Hi! I'd like to get some feedback on a new feature for the standard library: shared Substrings.
It's based on @allevato's prototype implementation, but with some significant changes.
Introduction
Shared Substrings give us a way to interpret buffers of bytes as unicode text, without allocating new storage exclusively owned by a String
object. It would, for example, allow developers to receive data from a file or network connection as an Array<UInt8>
or Foundation Data
object, and parse that data as text without copying it. Additionally, it gives developers of structured text objects (like URLs) greater control over how they organise their storage.
Motivation
It is common for applications to receive and manipulate text as blocks of bytes. For example, when reading data from a file or over a network connection, applications will typically traffic in types such as Data
or ByteBuffer
, some or all of which may be interpretable as text. The Swift standard library includes several utilities and algorithms for interpreting unicode text - however, making use of these algorithms currently requires that the data is stored in a buffer created and managed by the String
type.
Let's imagine a function which receives some payload data from a network connection as an Array and counts the number of characters it contains:
func countCharacters(in utf8Bytes: [UInt8]) -> Int {
let text = String(decoding: utf8Bytes, as: UTF8.self)
return text.count
}
Unfortunately, this copies the entire payload in to new, owned storage - even though all we really want is to apply String's grapheme-traversal algorithms to the bytes in the existing buffer.

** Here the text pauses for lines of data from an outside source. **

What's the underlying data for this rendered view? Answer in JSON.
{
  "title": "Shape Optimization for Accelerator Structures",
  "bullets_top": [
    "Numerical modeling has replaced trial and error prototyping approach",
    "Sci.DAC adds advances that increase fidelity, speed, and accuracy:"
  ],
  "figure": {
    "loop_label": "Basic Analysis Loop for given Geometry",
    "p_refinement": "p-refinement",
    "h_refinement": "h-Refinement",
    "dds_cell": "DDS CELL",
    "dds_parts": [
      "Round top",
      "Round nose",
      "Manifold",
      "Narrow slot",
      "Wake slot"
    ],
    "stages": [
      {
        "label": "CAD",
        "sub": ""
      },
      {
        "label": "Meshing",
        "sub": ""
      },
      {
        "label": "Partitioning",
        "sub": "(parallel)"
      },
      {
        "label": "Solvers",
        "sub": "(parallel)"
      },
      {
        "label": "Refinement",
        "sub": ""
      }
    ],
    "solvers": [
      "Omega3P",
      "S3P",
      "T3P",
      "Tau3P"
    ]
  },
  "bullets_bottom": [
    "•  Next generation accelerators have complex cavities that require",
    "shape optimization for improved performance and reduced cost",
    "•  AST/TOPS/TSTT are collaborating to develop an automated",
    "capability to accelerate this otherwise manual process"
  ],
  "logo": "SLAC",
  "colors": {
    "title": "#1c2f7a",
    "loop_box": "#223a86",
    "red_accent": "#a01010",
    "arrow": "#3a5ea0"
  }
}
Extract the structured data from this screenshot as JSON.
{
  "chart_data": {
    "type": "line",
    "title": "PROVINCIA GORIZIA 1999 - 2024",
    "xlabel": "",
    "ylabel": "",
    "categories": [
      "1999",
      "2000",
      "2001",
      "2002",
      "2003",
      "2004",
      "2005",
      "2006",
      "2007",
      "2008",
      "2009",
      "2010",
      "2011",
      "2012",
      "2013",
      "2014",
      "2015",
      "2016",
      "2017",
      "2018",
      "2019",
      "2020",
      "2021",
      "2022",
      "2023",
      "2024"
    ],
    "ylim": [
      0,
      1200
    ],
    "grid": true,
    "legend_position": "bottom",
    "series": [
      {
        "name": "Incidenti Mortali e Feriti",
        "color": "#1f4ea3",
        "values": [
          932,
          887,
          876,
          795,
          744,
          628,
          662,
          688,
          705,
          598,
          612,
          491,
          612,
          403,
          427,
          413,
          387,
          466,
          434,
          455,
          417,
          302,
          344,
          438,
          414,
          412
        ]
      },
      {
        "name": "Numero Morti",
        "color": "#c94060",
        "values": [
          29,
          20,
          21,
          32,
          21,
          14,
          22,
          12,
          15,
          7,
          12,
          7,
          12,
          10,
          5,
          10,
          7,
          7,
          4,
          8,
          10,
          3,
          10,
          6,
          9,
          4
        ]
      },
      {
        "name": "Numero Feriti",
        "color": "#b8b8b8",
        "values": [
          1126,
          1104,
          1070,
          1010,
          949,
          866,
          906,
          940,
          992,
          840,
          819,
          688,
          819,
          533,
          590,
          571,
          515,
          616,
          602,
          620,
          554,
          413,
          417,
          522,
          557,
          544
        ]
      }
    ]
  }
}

Furthermore, many libraries which make heavy use of Strings may want finer control over how they organise their storage. Take URLs for instance: a type representing a parsed URL might look something like this:
struct MyURL {
var urlString: String
var schemeEndIndex: String.Index
var usernameEndIndex: String.Index?
var passwordEndIndex: String.Index?
var hostnameEndIndex: String.Index?
var portEndIndex: String.Index?
var pathEndIndex: String.Index?
var queryStringEndIndex: String.Index?
var fragmentEndIndex: String.Index?
}
This is roughly what Rust's URL type looks like. But just looking at it: every String.Index
is 8 bytes on x86_64 (9 bytes for an optional), and String
is 16 bytes - resulting in a minimum 87 bytes plus whatever dynamic storage the String
might own. That's a very heavy object.
Even if we made this object a class, we end up with 2 heap allocations: one for MyURL
itself, containing the indexes and the String
, and again for String
's storage. Maybe we would prefer to group these in to a single allocation, like ManagedBuffer
does, and maybe we'd like more control over the size of the String, so that we can use a smaller index type. Shared Substrings allow developers to explore these kinds of designs.
Proposed solution
This proposal would add the following API to the standard library, allowing developers to create Substring
s from either: a pointer-owner pair, a ManagedBuffer
instance, or an ArraySlice
.
extension Substring {
/// Creates an immutable `Substring` whose backing store is shared with the UTF-8 data
/// referenced by the given buffer pointer.
///
/// The `owner` argument should manage the lifetime of the shared buffer.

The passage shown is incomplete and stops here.